At minimum, deploy HSTS, X-Content-Type-Options, X-Frame-Options, and Referrer-Policy. These four have almost zero risk of breaking your site and provide major protection. CSP requires more careful tuning per application.
Will security headers slow down my Nginx server?
No. Headers add a few hundred bytes to each response and are processed in microseconds. The performance impact is negligible compared to the security gain.
How do I add security headers in Nginx Proxy Manager?
In NPM, edit your proxy host, go to the Advanced tab, and paste the add_header directives directly into the custom Nginx configuration field. Save and the changes apply on reload.
Why are my headers not showing up on error pages?
You forgot the always parameter. Without it, Nginx only sends add_header directives on 200, 201, 204, 206, 301, 302, 303, 304, 307, and 308 responses.
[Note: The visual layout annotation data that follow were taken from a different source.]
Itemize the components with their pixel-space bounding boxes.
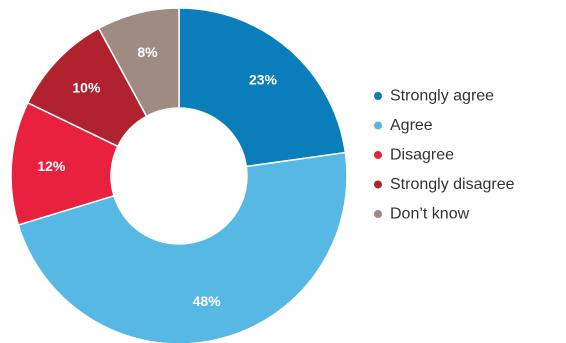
legend-marker-agree — [374, 121, 382, 130]
legend-marker-strongly-disagree — [374, 180, 382, 189]
legend-label-strongly-disagree: Strongly disagree — [390, 176, 515, 193]
legend-label-agree: Agree — [390, 117, 433, 134]
slice-label-strongly-agree: 23% — [249, 71, 278, 87]
slice-label-don-t-know: 8% — [137, 44, 158, 60]
slice-labels: 23% 48% 12% 10% 8% — [37, 44, 277, 309]
slice-label-disagree: 12% — [37, 158, 66, 174]
legend: Strongly agree Agree Disagree Strongly disa… — [374, 88, 515, 223]
legend-marker-strongly-agree — [374, 92, 382, 100]
legend-label-don-t-know: Don’t know — [390, 206, 470, 223]
slice-strongly-agree — [178, 7, 347, 168]
legend-marker-don-t-know — [374, 210, 382, 218]
donut-slices — [10, 7, 348, 343]
slice-label-agree: 48% — [193, 293, 222, 309]
legend-marker-disagree — [374, 151, 382, 159]
slice-label-strongly-disagree: 10% — [72, 80, 101, 96]
legend-label-strongly-agree: Strongly agree — [390, 88, 494, 105]
legend-label-disagree: Disagree — [390, 147, 454, 164]
slice-don-t-know — [97, 7, 180, 118]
Add always to apply them universally.
Can I use the same security headers config for multiple sites?
Yes, that is the recommended approach. Save your headers in /etc/nginx/snippets/security-headers.conf and include it in every server {} block. Centralizing the config makes updates trivial.
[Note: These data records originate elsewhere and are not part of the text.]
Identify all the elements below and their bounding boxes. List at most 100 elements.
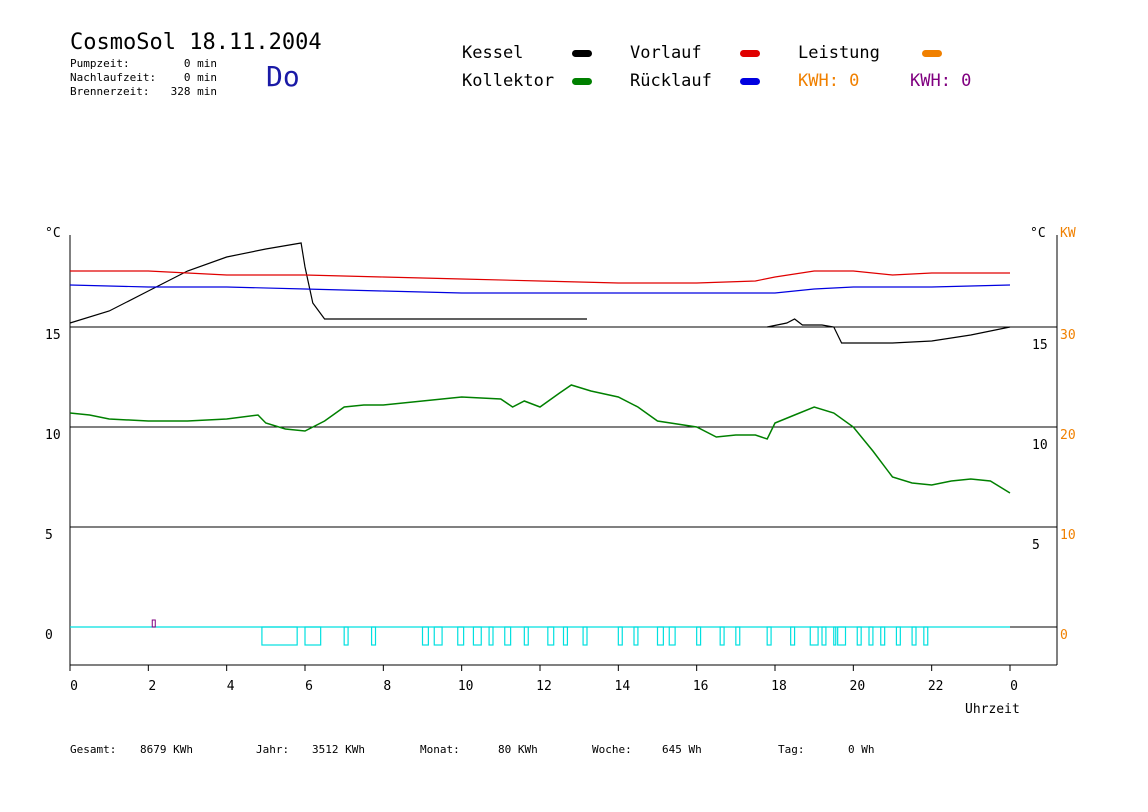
legend-label-vorlauf: Vorlauf — [630, 43, 702, 63]
legend-swatch-vorlauf — [740, 50, 760, 57]
footer-value-jahr: 3512 KWh — [312, 743, 365, 756]
pump-pulse — [735, 626, 741, 646]
x-tick-label: 2 — [148, 679, 156, 694]
y-tick-label-right-c: 10 — [1032, 438, 1048, 453]
legend-label-ruecklauf: Rücklauf — [630, 71, 712, 91]
y-tick-label-left: 5 — [45, 528, 53, 543]
x-tick-label: 6 — [305, 679, 313, 694]
pump-pulse — [696, 626, 702, 646]
y-tick-label-right-c: 5 — [1032, 538, 1040, 553]
footer-value-woche: 645 Wh — [662, 743, 702, 756]
pump-pulse — [821, 626, 827, 646]
legend-label-kollektor: Kollektor — [462, 71, 555, 91]
legend-label-leistung: Leistung — [798, 43, 880, 63]
pump-pulse — [617, 626, 623, 646]
footer-value-tag: 0 Wh — [848, 743, 875, 756]
legend-swatch-kollektor — [572, 78, 592, 85]
pump-pulse — [488, 626, 494, 646]
legend-swatch-kessel — [572, 50, 592, 57]
kwh-purple: KWH: 0 — [910, 71, 972, 91]
footer-label-monat: Monat: — [420, 743, 460, 756]
y-tick-label-left: 10 — [45, 428, 61, 443]
pump-pulse — [833, 626, 837, 646]
series-line-kollektor — [69, 384, 1011, 494]
info-label: Pumpzeit: — [70, 57, 130, 70]
pump-pulse — [895, 626, 901, 646]
series-line-vorlauf — [70, 270, 1010, 284]
info-line-brenner: Brennerzeit: — [70, 85, 149, 99]
legend-swatch-ruecklauf — [740, 78, 760, 85]
right-axis-unit-kw: KW — [1060, 226, 1076, 241]
x-tick-label: 0 — [1010, 679, 1018, 694]
x-tick-label: 16 — [693, 679, 709, 694]
pump-pulse — [880, 626, 886, 646]
info-label: Brennerzeit: — [70, 85, 150, 98]
pump-pulse — [923, 626, 929, 646]
y-tick-label-left: 0 — [45, 628, 53, 643]
pump-pulse — [766, 626, 772, 646]
x-tick-label: 4 — [227, 679, 235, 694]
info-value: 328 min — [170, 85, 217, 98]
pump-pulse — [504, 626, 512, 646]
pump-pulse — [868, 626, 874, 646]
pump-pulse — [370, 626, 377, 646]
info-value: 0 min — [183, 71, 217, 84]
footer-label-tag: Tag: — [778, 743, 805, 756]
weekday-label: Do — [266, 60, 300, 93]
series-line-kessel — [69, 242, 1011, 344]
y-tick-label-right-kw: 0 — [1060, 628, 1068, 643]
x-tick-label: 10 — [458, 679, 474, 694]
x-tick-label: 8 — [383, 679, 391, 694]
pump-pulse — [582, 626, 588, 646]
pump-pulse — [668, 626, 676, 646]
y-tick-label-right-kw: 10 — [1060, 528, 1076, 543]
pump-pulse — [343, 626, 349, 646]
kwh-orange: KWH: 0 — [798, 71, 860, 91]
pump-pulse — [719, 626, 725, 646]
pump-pulse — [304, 626, 322, 646]
series-line-rcklauf — [69, 284, 1011, 294]
pump-pulse — [433, 626, 443, 646]
legend-swatch-leistung — [922, 50, 942, 57]
pump-pulse — [523, 626, 529, 646]
x-tick-label: 20 — [850, 679, 866, 694]
y-tick-label-right-kw: 20 — [1060, 428, 1076, 443]
footer-value-monat: 80 KWh — [498, 743, 538, 756]
right-axis-unit-c: °C — [1030, 226, 1046, 241]
pump-pulse — [261, 626, 298, 646]
pump-pulse — [656, 626, 664, 646]
pump-pulse — [633, 626, 639, 646]
info-line-nachlauf: Nachlaufzeit: — [70, 71, 156, 85]
x-tick-label: 18 — [771, 679, 787, 694]
info-value: 0 min — [183, 57, 217, 70]
footer-value-gesamt: 8679 KWh — [140, 743, 193, 756]
x-tick-label: 12 — [536, 679, 552, 694]
info-label: Nachlaufzeit: — [70, 71, 157, 84]
chart-title: CosmoSol 18.11.2004 — [70, 30, 322, 55]
y-tick-label-right-kw: 30 — [1060, 328, 1076, 343]
footer-label-woche: Woche: — [592, 743, 632, 756]
x-axis-label: Uhrzeit — [965, 702, 1020, 717]
pump-pulse — [421, 626, 429, 646]
y-tick-label-left: 15 — [45, 328, 61, 343]
legend-label-kessel: Kessel — [462, 43, 524, 63]
info-line-pump: Pumpzeit: — [70, 57, 130, 71]
x-tick-label: 22 — [928, 679, 944, 694]
pump-pulse — [457, 626, 465, 646]
y-tick-label-right-c: 15 — [1032, 338, 1048, 353]
pump-pulse — [856, 626, 862, 646]
pump-pulse — [809, 626, 819, 646]
x-tick-label: 0 — [70, 679, 78, 694]
x-tick-label: 14 — [615, 679, 631, 694]
footer-label-gesamt: Gesamt: — [70, 743, 117, 756]
pump-pulse — [472, 626, 482, 646]
pump-pulse — [562, 626, 569, 646]
footer-label-jahr: Jahr: — [256, 743, 290, 756]
left-axis-unit: °C — [45, 226, 61, 241]
pump-pulse — [790, 626, 796, 646]
pump-pulse — [911, 626, 917, 646]
pump-pulse — [837, 626, 847, 646]
burner-marker — [151, 619, 156, 628]
pump-pulse — [547, 626, 555, 646]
How often should I review my Nginx security headers?
Re-scan your sites every quarter. New browsers introduce new headers (like Cross-Origin policies) and deprecate old ones (X-XSS-Protection is now obsolete). Keep your config modern.
Final Thoughts
Configuring Nginx security headers is one of the highest ROI security tasks you can perform. Ten minutes of work prevents entire categories of attacks. Deploy the config block above, run a scan on securityheaders.com, and aim for that A+ grade. Then iterate on your CSP until you have a tight, app-specific policy you can trust.